Меня, как и всех, разморило на солнце, губы неохотно размыкаются, язык с трудом шевелится в пересохшем рту. Керим долго, секунд пятнадцать, вслушивался, приложив ухо к земле.

– Точно скачет.

Все оживились, надеясь на новости. Ничто так не способствует жажде боя, как многочасовое ожидание на солнцепеке. Вскоре на дороге показался одинокий всадник в странной одежде. Это наш дозорный в маскхалате. Теперь маскхалат был у каждого казака. Атаман по достоинству оценил нововведение и приказал всем, у кого маскхалат отсутствовал, за три дня отдыха изготовить себе комплект. Весит немного, места не занимает, а в засаде и в дозоре вещь крайне полезная.

Дозорный не стал съезжать с дороги: любой след мог стать предметом изучения вражеского отряда. Обремененные добычей и чувствуя свою уязвимость, татары становились крайне нервными и подозрительными. Так, прямо с дороги, он что-то докладывал поднявшемуся атаману. Выслушав, тот высоко поднял над головой бунчук. Это означало, что мы будем атаковать приближающийся отряд. Казак поскакал по дороге в нашу сторону. Керим остановил его:

– Сколько в переднем дозоре? Как далеко они вперед вышли?

– Десяток. Идут одноконь, россыпью. По дороге четверо и по трое по бокам. Шагов сто в сторону каждая тройка заходит. Вы в самый раз лежите. Как раз перед вами будут.
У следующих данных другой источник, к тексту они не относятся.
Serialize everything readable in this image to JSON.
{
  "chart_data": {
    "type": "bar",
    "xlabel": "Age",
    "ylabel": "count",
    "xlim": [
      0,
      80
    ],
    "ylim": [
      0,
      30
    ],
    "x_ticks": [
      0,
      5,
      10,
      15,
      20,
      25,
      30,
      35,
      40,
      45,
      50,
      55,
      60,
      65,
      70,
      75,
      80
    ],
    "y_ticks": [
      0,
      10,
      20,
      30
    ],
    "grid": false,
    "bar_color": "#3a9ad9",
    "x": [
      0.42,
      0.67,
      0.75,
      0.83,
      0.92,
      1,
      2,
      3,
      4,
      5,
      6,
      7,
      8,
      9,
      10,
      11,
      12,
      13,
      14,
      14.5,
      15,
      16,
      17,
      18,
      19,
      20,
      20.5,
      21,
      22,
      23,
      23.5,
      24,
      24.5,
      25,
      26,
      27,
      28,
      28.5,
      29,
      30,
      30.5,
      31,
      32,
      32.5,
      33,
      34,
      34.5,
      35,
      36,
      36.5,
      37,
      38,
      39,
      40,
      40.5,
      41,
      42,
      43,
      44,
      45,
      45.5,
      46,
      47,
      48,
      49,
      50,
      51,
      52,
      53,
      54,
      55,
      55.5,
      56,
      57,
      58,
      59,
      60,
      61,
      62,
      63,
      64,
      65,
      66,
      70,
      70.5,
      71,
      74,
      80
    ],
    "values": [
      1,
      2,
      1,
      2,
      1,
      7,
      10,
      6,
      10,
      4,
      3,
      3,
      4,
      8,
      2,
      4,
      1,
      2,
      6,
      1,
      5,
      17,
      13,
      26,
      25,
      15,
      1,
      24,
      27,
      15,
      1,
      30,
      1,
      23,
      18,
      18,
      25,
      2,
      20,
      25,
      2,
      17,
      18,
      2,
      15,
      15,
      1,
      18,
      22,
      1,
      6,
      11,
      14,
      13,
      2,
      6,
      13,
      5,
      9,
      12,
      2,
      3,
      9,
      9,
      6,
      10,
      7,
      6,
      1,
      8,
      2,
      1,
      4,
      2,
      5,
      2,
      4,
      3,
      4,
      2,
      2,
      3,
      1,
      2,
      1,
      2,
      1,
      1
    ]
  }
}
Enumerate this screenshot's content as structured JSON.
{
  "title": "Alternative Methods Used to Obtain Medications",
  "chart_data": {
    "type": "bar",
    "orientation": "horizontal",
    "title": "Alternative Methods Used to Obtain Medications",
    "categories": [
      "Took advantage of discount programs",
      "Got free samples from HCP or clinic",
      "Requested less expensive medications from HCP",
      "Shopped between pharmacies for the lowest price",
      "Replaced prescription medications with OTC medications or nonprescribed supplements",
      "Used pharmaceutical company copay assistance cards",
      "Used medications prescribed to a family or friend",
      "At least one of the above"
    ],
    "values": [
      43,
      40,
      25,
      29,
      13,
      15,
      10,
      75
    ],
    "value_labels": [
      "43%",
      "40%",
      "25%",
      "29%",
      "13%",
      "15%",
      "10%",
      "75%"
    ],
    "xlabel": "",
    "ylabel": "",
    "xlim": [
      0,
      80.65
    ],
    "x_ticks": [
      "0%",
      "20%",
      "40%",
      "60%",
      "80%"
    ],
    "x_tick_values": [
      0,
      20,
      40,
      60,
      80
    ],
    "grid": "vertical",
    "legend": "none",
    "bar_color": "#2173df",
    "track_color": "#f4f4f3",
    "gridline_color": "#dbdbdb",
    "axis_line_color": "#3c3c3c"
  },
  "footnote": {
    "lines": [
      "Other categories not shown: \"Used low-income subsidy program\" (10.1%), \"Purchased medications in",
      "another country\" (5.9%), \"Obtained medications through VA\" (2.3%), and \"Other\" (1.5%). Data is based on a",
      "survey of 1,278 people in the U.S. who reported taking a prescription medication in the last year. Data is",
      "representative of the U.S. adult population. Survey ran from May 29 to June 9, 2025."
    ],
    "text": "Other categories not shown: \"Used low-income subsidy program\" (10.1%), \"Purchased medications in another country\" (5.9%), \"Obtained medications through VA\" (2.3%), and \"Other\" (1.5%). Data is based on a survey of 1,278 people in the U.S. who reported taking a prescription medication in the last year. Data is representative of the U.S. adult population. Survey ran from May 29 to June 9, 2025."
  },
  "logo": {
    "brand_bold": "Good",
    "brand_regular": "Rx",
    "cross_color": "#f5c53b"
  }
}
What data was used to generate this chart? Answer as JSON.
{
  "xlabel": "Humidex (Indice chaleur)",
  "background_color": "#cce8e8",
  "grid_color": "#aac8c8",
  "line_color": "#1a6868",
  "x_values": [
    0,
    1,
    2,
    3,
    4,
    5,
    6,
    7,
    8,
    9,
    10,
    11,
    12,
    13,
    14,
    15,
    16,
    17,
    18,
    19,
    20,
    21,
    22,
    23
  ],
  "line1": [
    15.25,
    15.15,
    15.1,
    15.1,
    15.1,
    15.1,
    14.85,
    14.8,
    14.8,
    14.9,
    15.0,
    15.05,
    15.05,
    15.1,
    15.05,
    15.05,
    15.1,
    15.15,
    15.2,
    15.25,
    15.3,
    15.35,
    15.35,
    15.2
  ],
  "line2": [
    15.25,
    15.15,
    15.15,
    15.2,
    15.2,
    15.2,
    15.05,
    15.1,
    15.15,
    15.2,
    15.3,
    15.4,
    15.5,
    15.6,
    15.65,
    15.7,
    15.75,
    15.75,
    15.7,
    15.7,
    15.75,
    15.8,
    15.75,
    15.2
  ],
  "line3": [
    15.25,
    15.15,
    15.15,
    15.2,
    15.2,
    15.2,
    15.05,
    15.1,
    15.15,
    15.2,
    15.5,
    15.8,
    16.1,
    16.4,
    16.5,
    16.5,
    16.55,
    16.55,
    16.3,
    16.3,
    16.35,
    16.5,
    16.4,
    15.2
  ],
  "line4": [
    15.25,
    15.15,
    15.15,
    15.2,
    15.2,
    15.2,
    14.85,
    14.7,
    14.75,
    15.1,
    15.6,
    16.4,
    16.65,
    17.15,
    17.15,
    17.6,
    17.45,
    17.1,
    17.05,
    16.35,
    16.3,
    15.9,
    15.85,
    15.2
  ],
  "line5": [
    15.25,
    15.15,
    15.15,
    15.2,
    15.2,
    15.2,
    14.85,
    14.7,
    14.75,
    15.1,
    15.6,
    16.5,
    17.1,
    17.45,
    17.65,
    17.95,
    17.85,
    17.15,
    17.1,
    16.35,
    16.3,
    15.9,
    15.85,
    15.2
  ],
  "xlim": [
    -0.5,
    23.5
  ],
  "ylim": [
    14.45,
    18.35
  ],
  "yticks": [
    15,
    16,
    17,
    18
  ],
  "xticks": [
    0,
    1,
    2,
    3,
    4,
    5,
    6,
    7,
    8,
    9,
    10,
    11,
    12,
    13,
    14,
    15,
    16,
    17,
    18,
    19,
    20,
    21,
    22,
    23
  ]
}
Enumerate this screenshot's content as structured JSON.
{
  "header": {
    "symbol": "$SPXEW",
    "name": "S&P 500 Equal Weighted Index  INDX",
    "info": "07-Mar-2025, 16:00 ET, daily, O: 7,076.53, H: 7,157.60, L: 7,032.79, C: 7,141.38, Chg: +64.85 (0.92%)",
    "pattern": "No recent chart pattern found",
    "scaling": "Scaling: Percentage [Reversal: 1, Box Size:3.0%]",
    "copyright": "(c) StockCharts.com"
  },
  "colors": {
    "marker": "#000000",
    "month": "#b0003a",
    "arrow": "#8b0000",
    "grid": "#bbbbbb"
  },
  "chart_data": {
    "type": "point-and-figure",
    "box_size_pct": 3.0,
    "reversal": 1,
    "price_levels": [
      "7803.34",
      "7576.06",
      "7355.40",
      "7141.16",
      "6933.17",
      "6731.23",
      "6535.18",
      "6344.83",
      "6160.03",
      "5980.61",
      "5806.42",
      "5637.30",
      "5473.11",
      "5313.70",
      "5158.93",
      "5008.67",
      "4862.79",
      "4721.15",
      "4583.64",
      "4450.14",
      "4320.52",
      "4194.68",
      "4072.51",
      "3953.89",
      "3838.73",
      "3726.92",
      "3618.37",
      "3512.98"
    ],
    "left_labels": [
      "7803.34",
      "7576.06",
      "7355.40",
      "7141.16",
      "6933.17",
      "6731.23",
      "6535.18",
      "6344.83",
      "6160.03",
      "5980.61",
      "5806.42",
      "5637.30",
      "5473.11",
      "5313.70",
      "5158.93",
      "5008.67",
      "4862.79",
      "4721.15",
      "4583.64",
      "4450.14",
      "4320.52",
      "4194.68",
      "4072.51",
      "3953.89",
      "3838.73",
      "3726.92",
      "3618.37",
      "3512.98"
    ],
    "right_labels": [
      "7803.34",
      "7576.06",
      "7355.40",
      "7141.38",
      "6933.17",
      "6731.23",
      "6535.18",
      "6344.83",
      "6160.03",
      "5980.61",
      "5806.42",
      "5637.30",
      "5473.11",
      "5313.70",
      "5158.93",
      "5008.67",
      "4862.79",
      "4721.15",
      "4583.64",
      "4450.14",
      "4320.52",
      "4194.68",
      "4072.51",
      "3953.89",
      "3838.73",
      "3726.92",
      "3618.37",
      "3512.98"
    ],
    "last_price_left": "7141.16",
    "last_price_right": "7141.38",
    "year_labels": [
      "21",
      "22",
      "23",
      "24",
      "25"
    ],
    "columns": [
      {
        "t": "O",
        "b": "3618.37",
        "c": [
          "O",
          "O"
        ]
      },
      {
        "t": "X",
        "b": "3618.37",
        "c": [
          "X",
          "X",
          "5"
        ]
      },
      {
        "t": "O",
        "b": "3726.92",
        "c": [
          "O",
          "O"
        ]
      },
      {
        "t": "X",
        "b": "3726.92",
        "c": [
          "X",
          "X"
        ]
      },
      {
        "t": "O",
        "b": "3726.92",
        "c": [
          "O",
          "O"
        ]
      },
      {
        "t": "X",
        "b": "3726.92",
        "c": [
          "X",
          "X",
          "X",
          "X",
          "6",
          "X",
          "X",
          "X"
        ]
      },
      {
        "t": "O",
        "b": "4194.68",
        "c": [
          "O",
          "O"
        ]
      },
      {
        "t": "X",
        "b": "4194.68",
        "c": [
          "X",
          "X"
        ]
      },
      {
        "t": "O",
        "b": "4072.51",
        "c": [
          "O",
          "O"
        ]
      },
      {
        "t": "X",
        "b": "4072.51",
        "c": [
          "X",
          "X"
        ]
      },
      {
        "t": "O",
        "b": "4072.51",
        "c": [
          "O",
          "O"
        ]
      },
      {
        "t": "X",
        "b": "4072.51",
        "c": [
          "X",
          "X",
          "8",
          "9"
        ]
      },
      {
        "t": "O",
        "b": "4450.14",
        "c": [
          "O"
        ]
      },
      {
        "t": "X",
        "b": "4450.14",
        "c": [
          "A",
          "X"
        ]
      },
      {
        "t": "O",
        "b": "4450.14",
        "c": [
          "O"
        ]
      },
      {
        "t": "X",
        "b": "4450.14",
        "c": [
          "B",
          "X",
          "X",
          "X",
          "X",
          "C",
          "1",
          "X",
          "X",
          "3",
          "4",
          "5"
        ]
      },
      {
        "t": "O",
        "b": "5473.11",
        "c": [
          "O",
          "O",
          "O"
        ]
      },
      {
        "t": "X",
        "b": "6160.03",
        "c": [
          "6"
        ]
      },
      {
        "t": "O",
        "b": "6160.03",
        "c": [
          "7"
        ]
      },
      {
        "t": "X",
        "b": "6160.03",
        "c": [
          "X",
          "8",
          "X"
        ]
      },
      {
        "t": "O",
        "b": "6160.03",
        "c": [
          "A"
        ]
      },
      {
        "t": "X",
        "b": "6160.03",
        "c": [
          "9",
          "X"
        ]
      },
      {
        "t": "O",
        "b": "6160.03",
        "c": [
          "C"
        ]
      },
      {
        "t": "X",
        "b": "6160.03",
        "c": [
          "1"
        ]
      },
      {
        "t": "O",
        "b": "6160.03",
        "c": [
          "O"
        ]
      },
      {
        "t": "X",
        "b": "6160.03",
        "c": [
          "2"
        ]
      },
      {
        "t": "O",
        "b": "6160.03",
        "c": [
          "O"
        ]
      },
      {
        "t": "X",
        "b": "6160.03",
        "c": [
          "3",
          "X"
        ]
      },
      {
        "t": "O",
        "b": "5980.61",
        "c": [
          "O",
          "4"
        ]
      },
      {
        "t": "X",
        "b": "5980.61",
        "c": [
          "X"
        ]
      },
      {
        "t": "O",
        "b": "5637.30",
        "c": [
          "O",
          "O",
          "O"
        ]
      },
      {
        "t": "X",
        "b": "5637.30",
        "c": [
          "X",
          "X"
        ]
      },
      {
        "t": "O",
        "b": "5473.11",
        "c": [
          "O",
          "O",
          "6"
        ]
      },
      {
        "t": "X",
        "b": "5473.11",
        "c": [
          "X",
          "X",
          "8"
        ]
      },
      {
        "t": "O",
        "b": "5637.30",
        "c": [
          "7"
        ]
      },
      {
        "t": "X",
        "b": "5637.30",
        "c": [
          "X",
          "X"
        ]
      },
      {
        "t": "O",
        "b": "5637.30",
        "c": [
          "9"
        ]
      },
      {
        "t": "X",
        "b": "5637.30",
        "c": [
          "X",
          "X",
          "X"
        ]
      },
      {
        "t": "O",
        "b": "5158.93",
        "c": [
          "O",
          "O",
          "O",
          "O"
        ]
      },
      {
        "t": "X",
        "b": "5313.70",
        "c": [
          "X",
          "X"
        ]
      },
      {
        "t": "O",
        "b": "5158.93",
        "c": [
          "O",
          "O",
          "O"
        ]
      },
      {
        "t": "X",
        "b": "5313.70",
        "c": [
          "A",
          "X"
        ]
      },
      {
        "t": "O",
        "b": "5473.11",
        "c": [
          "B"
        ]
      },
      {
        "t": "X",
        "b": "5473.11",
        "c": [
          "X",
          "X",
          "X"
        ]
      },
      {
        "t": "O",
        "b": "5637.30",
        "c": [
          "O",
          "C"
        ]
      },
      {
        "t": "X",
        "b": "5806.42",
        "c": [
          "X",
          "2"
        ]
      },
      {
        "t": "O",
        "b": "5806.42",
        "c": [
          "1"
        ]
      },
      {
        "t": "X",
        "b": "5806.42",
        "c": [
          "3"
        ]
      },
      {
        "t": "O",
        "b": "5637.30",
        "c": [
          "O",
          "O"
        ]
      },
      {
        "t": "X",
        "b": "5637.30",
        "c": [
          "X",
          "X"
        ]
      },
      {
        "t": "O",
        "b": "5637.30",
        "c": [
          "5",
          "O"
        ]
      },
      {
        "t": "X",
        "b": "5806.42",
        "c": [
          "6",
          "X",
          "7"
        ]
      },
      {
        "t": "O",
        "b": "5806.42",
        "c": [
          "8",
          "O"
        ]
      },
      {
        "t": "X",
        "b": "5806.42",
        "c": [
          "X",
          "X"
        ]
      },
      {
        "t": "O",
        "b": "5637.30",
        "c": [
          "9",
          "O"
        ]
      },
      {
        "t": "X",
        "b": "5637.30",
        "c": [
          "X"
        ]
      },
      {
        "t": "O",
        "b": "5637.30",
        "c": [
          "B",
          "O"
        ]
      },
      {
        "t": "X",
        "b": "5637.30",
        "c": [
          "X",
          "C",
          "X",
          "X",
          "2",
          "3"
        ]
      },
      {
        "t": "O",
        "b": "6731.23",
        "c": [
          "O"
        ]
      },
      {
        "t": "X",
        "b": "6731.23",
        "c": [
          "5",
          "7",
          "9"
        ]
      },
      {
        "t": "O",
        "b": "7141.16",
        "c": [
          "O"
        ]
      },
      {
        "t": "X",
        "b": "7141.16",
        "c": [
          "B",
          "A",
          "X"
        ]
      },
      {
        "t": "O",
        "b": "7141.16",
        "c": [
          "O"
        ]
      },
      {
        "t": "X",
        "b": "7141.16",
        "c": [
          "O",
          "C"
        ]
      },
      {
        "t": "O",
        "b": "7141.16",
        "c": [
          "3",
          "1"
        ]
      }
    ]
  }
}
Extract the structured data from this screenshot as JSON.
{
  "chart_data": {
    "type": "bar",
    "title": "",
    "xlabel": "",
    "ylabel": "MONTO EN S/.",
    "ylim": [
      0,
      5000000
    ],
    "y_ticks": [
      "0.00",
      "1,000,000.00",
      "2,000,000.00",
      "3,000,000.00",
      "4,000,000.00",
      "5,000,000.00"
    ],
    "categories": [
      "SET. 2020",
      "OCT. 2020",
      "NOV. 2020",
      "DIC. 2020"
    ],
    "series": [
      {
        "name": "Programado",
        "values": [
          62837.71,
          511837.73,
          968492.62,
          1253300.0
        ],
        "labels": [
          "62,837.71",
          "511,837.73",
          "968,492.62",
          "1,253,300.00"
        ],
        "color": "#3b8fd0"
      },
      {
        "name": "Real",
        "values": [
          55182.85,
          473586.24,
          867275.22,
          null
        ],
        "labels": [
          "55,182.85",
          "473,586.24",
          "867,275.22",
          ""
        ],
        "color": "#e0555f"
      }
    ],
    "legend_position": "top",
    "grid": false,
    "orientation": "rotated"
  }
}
Дозорный ускакал дальше, сворачивая с дороги к одной из пятерок верховых казаков. Нас охватило радостное возбуждение. Каждый еще раз потрогал лук и приготовленную стрелу. Мы трое лежим в двадцати шагах в стороне от дороги, так, чтобы приближающиеся повернуты к нам правым боком. Напротив нас с противоположной стороны дороги еще двое.

– Не пылуйтесь так. Скоро они не будут. – Керим демонстративно опустил голову на руку и закрыл глаза.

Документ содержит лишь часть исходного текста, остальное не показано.